Thursday 15 May 2014

DIY Distress

The one problem with deciding to make your own wedding invitations is the part where you realise that you have to send them out. And not just, you know, anonymously posted on the internet - you will be literally sending these things that you have spent months crafting, poured hours and hours of time into constructing, to every person you know and love.

Like that nightmare you had where you did something stupid in front of everyone you know and love.



When this realisation hits you - usually around the time you accidentally glue-gun one of the inserts slightly off-centre into one of the cards, or when you notice that the ink from the stamp has smudged a little around the edges, despite you hairspraying it twice for good measure - your stomach drops and you realise that maybe, maybe those things you've been working on since Christmas are in fact a little bit crap. And everyone knows you're making your own invitations because your mum has been telling everyone so proudly, but actually they're going to open the envelopes and see... these.



And it's too late to back out now because you'd never be able to get professional ones made in time, and of course because everyone knows you're making them yourself, they'll be really confused if they suddenly got non-homemade ones, so you'd have to answer questions about how it all went wrong, so it works out quicker if you just send out this trash and then people will be able to see just went wrong and will hopefully be British enough not to comment on it. Besides, it's not like there's anything you can do to fix it at this point.



Of course from there it starts to spiral.

What if nothing you've made for the wedding is any good? What if it's not just the invitations that suck, what if it all sucks?

And what if it's not just the stuff you made what if all the choices you have made, what if everything you picked for this wedding is going to look awful?
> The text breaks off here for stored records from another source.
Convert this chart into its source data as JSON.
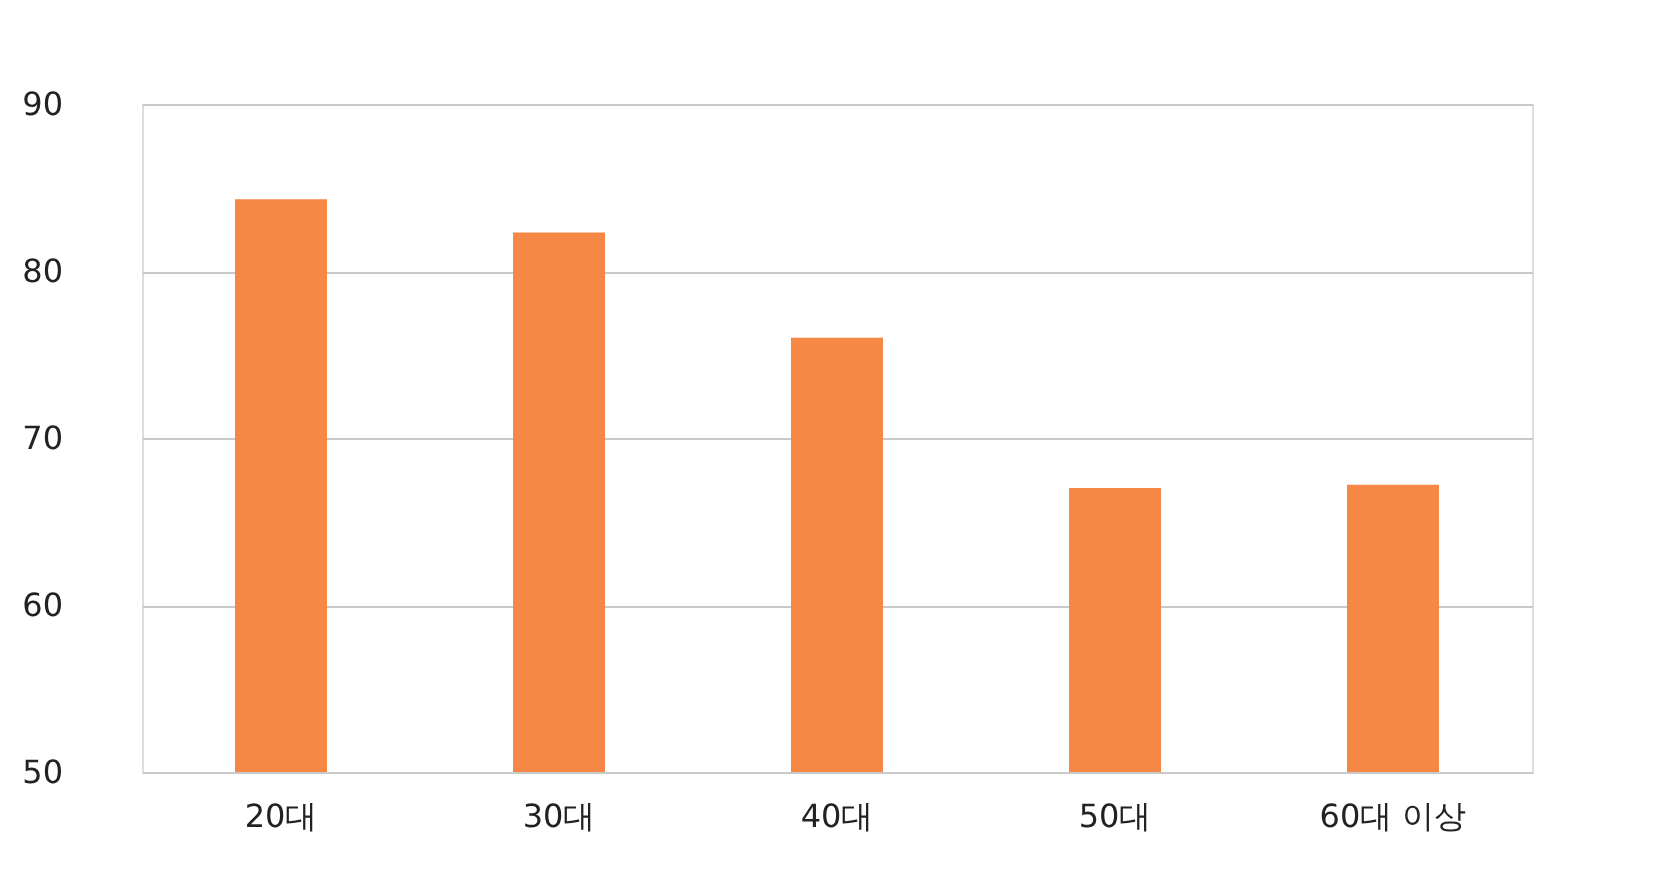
{
  "chart_data": {
    "type": "bar",
    "categories": [
      "20대",
      "30대",
      "40대",
      "50대",
      "60대 이상"
    ],
    "values": [
      84.3,
      82.3,
      76.0,
      67.0,
      67.2
    ],
    "color": "#f58845",
    "ylim": [
      50,
      90
    ],
    "yticks": [
      50,
      60,
      70,
      80,
      90
    ],
    "grid": "y"
  }
}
What if once it's all put together it just looks like a hot mess of random colours and glue-gunned decorations, and everyone just sits there really awkwardly waiting until there's an appropriate point for them to leave so that they are no longer surrounded by all sorts of weird, poorly-coordinated things.

And then afterwards no-one will speak to you for a while, if ever again, because they've seen what's inside your mind and it wasn't nice for anyone.

And they're probably still all covered in glitter, even though you didn't use any glitter, but that's just the way these things always seem to turn out, with glitter stuck to people.




At this point you have to go and sit quietly somewhere and distract yourself in some non-alarming manner, possibly by watching a livestream of kittens, and take a lot of deep calming breaths.

After that you have to reaffirm yourself, it will be fine, people will like your things, and if they don't they will probably be too drunk to examine them too closely anyway, so it will work out either way.